The Hakanoa Reserve Pollinator Park was the first one of its kind in all of New Zealand. It was founded in 2016 by Andrea Reid, who was a former student at Unitec studying Landscape Architecture, the idea stemmed from a project that she did at uni to which her teachers encouraged her to transfer it into the real world, as there is a genuine urge and need for this type of instalment. She said the concept came from wanting to generate urban food gardens in the CBD, but she realised that for these to succeed they need to be actively pollinated and due to the worldwide shortage of especially honey bees, this would create a huge issue. She then went on into the research of what native plants are the right ones to use in order to attract all different types of pollinators. Andrea also studied the travel distance that applies to each of these species and realised that the lowest common denominator needs to be used, which is that of the non-flying insects and reptiles (New Zealand Institute of Landscape Architects, 2019).
The concept of establishing more urban growing initiatives sparked the need to create pollinator pathways, which is now translated into the Hakanoa Reserve Pollinator Park. She was able to make this in collaboration with Gecko NZ Trust, Aecom and local community groups that were very fond of the idea and soon became stakeholders.
Throughout the planting and creation of this hub, 100 volunteers from the community showed up to help plant and install bee boxes, hydration stations and pollinator walls. Andrea soon realised though that one installation wouldn’t be enough and that in order for this to become really successful, they would have to create an entire pathway that inhabits multiple instalments in order to create a green corridor that really promotes movement for these pollinators in a safe way. With the help of the previous sponsors they now have 6
instalments underway that connect Grey Lynn path with the Coxs Bay Reserve and the Kelmarna Gardens, which was set to be ready by mid 2022 (Pollinator Paths, 2021).

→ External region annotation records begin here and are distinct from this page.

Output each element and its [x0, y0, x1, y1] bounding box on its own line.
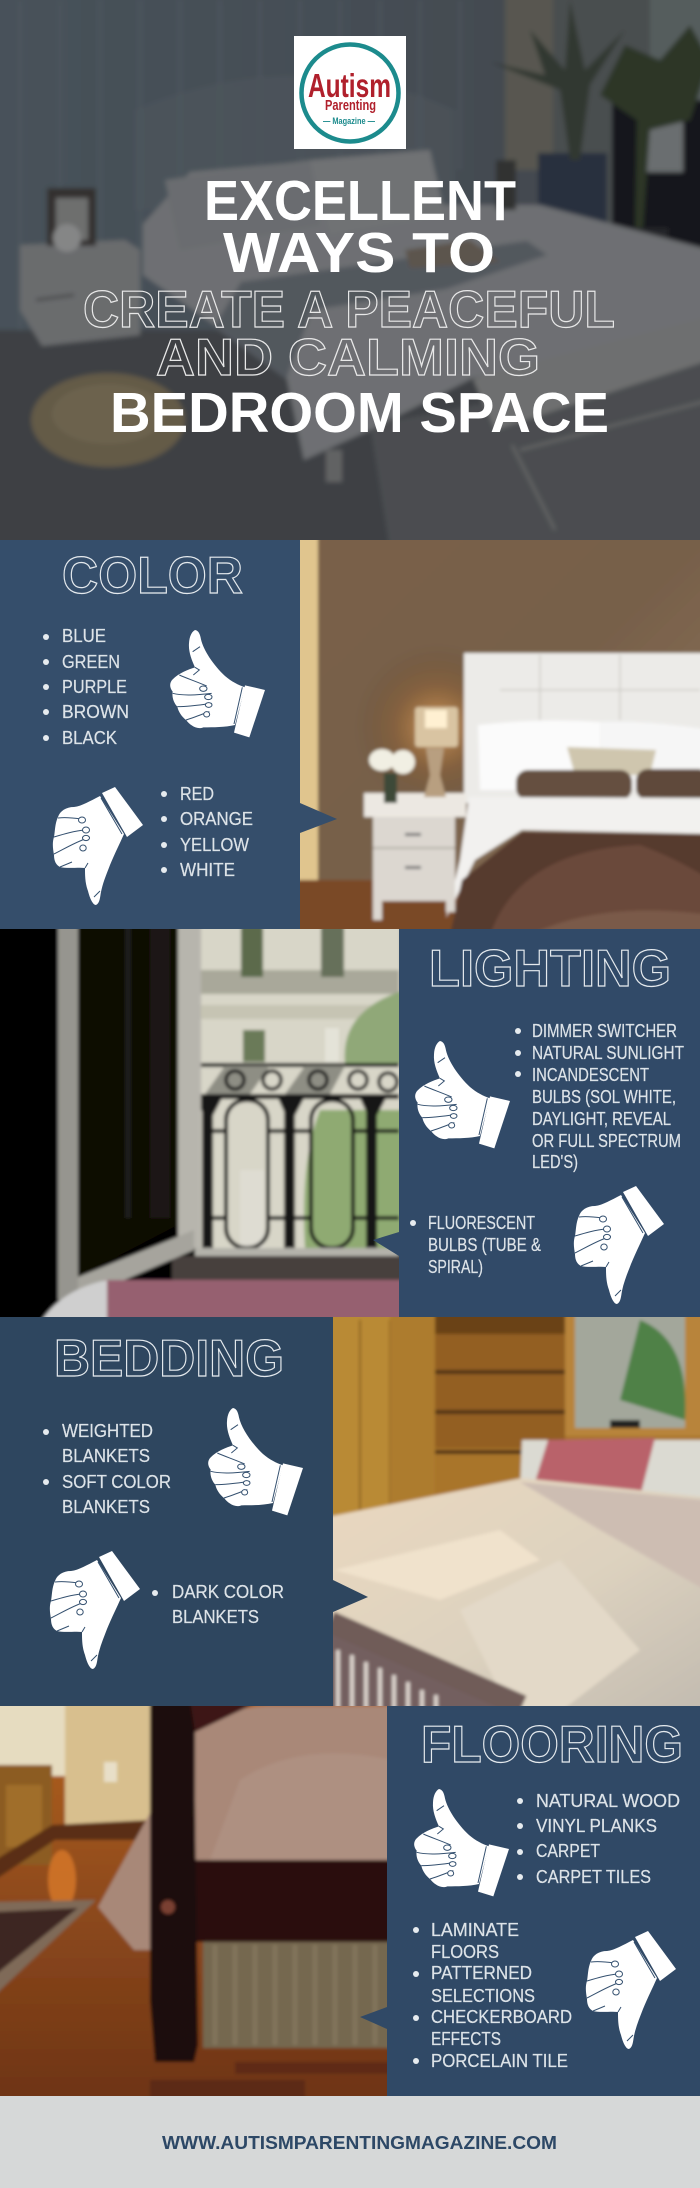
list: good lighting: LED'S): [532, 1152, 578, 1172]
list: bad colors: ORANGE: [180, 809, 253, 829]
icon: thumbs down: [574, 1186, 664, 1304]
list: bad lighting: SPIRAL): [428, 1257, 483, 1277]
logo: Autism Parenting Magazine: Autism: [308, 67, 391, 104]
heading: lighting: LIGHTING: [429, 940, 671, 998]
hero background photo: darkened bedroom: [0, 0, 700, 550]
list: bad lighting: FLUORESCENT: [428, 1213, 535, 1233]
footer: [0, 2096, 700, 2188]
list: bad colors: YELLOW: [180, 835, 249, 855]
list: good lighting: DAYLIGHT, REVEAL: [532, 1109, 671, 1129]
list: bad colors: [161, 784, 253, 880]
logo: Autism Parenting Magazine: [294, 36, 406, 149]
list: bad lighting: [410, 1213, 541, 1277]
list: good lighting: [515, 1021, 684, 1172]
list: bad flooring: SELECTIONS: [431, 1986, 535, 2006]
icon: thumbs down: [586, 1931, 676, 2049]
list: bad flooring: PORCELAIN TILE: [431, 2051, 568, 2071]
panel: bedding: [0, 1317, 368, 1706]
list: good bedding: WEIGHTED: [62, 1421, 153, 1441]
footer url: WWW.AUTISMPARENTINGMAGAZINE.COM: [162, 2133, 557, 2153]
list: good flooring: [517, 1791, 680, 1887]
photo: four-poster bed on wood floor: [0, 1700, 392, 2101]
title: WAYS TO: [223, 221, 495, 285]
list: good bedding: BLANKETS: [62, 1446, 150, 1466]
photo: bedroom with brown wall: [295, 535, 700, 935]
list: good colors: BROWN: [62, 702, 129, 722]
list: bad flooring: CHECKERBOARD: [431, 2007, 572, 2027]
list: good colors: BLACK: [62, 728, 117, 748]
title: EXCELLENT: [204, 169, 516, 233]
list: good flooring: CARPET TILES: [536, 1867, 651, 1887]
list: good colors: GREEN: [62, 652, 120, 672]
logo: Autism Parenting Magazine: Parenting: [325, 97, 376, 114]
list: bad bedding: BLANKETS: [172, 1607, 259, 1627]
list: bad colors: WHITE: [180, 860, 235, 880]
list: bad flooring: EFFECTS: [431, 2029, 501, 2049]
panel: lighting: [373, 929, 700, 1317]
icon: thumbs down: [50, 1551, 140, 1669]
list: bad bedding: DARK COLOR: [172, 1582, 284, 1602]
icon: thumbs up: [414, 1789, 509, 1896]
list: good lighting: INCANDESCENT: [532, 1065, 649, 1085]
list: good bedding: SOFT COLOR: [62, 1472, 171, 1492]
list: bad lighting: BULBS (TUBE &: [428, 1235, 541, 1255]
list: good colors: BLUE: [62, 626, 106, 646]
list: bad colors: RED: [180, 784, 214, 804]
list: good colors: [43, 626, 129, 748]
heading: bedding: BEDDING: [54, 1330, 284, 1388]
list: good colors: PURPLE: [62, 677, 127, 697]
list: bad flooring: [413, 1920, 572, 2071]
photo: open window with balcony: [0, 923, 405, 1323]
list: bad flooring: FLOORS: [431, 1942, 499, 1962]
list: good bedding: [43, 1421, 171, 1517]
panel: flooring: [360, 1706, 700, 2096]
title: BEDROOM SPACE: [110, 381, 609, 445]
icon: thumbs up: [415, 1041, 510, 1148]
logo: Autism Parenting Magazine: — Magazine —: [323, 116, 375, 126]
list: good flooring: CARPET: [536, 1841, 600, 1861]
list: good flooring: VINYL PLANKS: [536, 1816, 657, 1836]
list: bad flooring: LAMINATE: [431, 1920, 519, 1940]
list: bad flooring: PATTERNED: [431, 1963, 532, 1983]
list: bad bedding: [152, 1582, 284, 1627]
title: AND CALMING: [156, 329, 540, 387]
heading: color: COLOR: [62, 547, 243, 605]
title: CREATE A PEACEFUL: [83, 281, 615, 339]
heading: flooring: FLOORING: [421, 1716, 683, 1774]
list: good flooring: NATURAL WOOD: [536, 1791, 680, 1811]
icon: thumbs up: [170, 630, 265, 737]
photo: log cabin bedroom: [328, 1312, 700, 1712]
icon: thumbs down: [53, 787, 143, 905]
icon: thumbs up: [208, 1408, 303, 1515]
title: [83, 169, 615, 445]
list: good bedding: BLANKETS: [62, 1497, 150, 1517]
panel: color: [0, 540, 337, 929]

Issues that they are coming across though is how to get neighbours on board in order to create smaller scale projects in private spaces and how to motivate them into wanting to look after their own puzzle piece of the pollinator path.
Although to solve this they have started creating Workshops for people of all ages to attend to these areas of the pathway to learn about the importance of these pollinator instalments, how they are maintained and how different each species needs are.
Andrea Reid has also started her own website named “Pollinator Paths” which encourages people to learn about these and shows them how they can be a part to help.
Another obstacle they want to overcome is to sustain actual data about how these paths are doing, currently they’re just estimating and visually seeing the change that these spaces have created. But they want to invest in research grants and sponsorships in order to get ecologists on board that will be able to research the site in more detail and see how many pollinators are actually using the spaces.